Completely disagree. This is dangerous way to overclock and could lead to catastrophic failure of your rig if a card dies on its own.. and they do.
Its discussed on the nvidia dev form with some python code that could be adopted to nvOC if anyone is interested:
https://devtalk.nvidia.com/default/topic/769851/multi-nvidia-gpus-and-xorg-conf-how-to-account-for-pci-bus-busid-change-/Hi Guys,
I discovered a serious and potentially dangerous flaw in the way nvOC handles overclocking and would like to make a suggestion for an improvement.
We really need overclocking tied to the specific pcie slot (bus id) not an index that changes every time your hardware changes.
For example, if you have a gtx1080ti in slot 2, and a gtx1060 in slot 3, and your 1080ti goes offline for some reason or you remove it, the 1080ti overclock is now applied to what it thinks is the next card in the dumb index, and applies it to your gtx1060 potentially going POOF.
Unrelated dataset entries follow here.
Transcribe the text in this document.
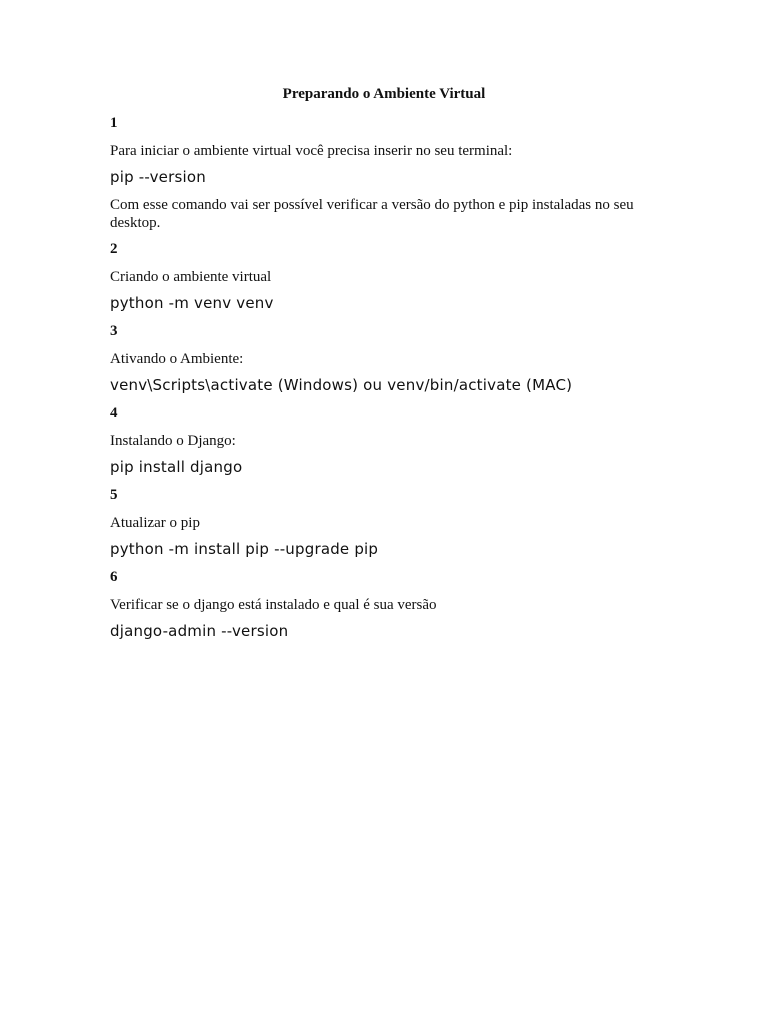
Preparando o Ambiente Virtual
1
Para iniciar o ambiente virtual você precisa inserir no seu terminal:
pip --version
Com esse comando vai ser possível verificar a versão do python e pip instaladas no seu desktop.
2
Criando o ambiente virtual
python -m venv venv
3
Ativando o Ambiente:
venv\Scripts\activate (Windows) ou venv/bin/activate (MAC)
4
Instalando o Django:
pip install django
5
Atualizar o pip
python -m install pip --upgrade pip
6
Verificar se o django está instalado e qual é sua versão
django-admin --version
We need to apply overclocking to BUS ID:
| Fan Temp Perf Pwr:Usage/Cap| Memory-Usage | GPU-Util Compute M. |
|===============================+======================+======================|
| 0 GeForce GTX 1070 Off | 00000000:02:00.0 Off | N/A |
| 70% 56C P2 152W / 151W | 652MiB / 8112MiB | 99% Default |
+-------------------------------+----------------------+----------------------+
| 1 GeForce GTX 106... Off | 00000000:04:00.0 Off | N/A |
| 70% 61C P2 120W / 120W | 592MiB / 6072MiB | 99% Default |
+-------------------------------+----------------------+----------------------+
| 2 GeForce GTX 1070 Off | 00000000:05:00.0 Off | N/A |
| 70% 52C P2 118W / 120W | 614MiB / 8113MiB | 99% Default |
+-------------------------------+----------------------+----------------------+
Nothing to fix at all oO ...
You modified your RIG, you have to modify setting ...
How is OC by slot going to fix the scenario where a person just moves cards around in a rig as opposed to just removing one? Both scenarios are hardware changes and common sense dictates that the user be aware of this potential because they went down the path of path of individual OC in the first place. It is not like they went there by mistake, right?
I think the concern is about when no changes are intentionally made.
Example: I have 12 cards in a rig. One card dies completely, mining stops, WDOG restarts the rig...
Rig comes back up, but the dead card is not recognized at all. GPU numbering is now different. Now some OC settings are wrong, may be applying power/fans/OC inappropriately, perhaps making the rig unstable or putting more hardware at risk....
Well, I don't think you will put the HW at risk but it could certainly screw up some OC settings. My understanding is that Nvidia builds their GPU's with several different fail-safe mechanisms to prevent this as do the vendors who build and warranty them. Consider the scenario where we attempt to apply a PL that is too high. Here is an old 970 on my test rig whose limit is 220 watts and I try to push it to 225:
m1@Testy:~$ # Overpower a GPU
m1@Testy:~$ nvidia-smi --query-gpu=name,pstate,temperature.gpu,fan.speed,utilization.gpu,power.draw,power.limit --format=csv
name, pstate, temperature.gpu, fan.speed [%], utilization.gpu [%], power.draw [W], power.limit [W]
GeForce GTX 970, P2, 49, 50 %, 100 %, 114.22 W, 115.00 W
m1@Testy:~$ # Find max power card can handle
m1@Testy:~$ nvidia-smi -a |grep "Max Power"
Max Power Limit : 220.00 W
m1@Testy:~$ # Set GPU Power above this
m1@Testy:~$ sudo nvidia-smi -pl 225
Provided power limit 225.00 W is not a valid power limit which should be between 100.00 W and 220.00 W for GPU 00000000:01:00.0
Terminating early due to previous errors.
Has anybody seen a HW failure from this or is this just theoretical?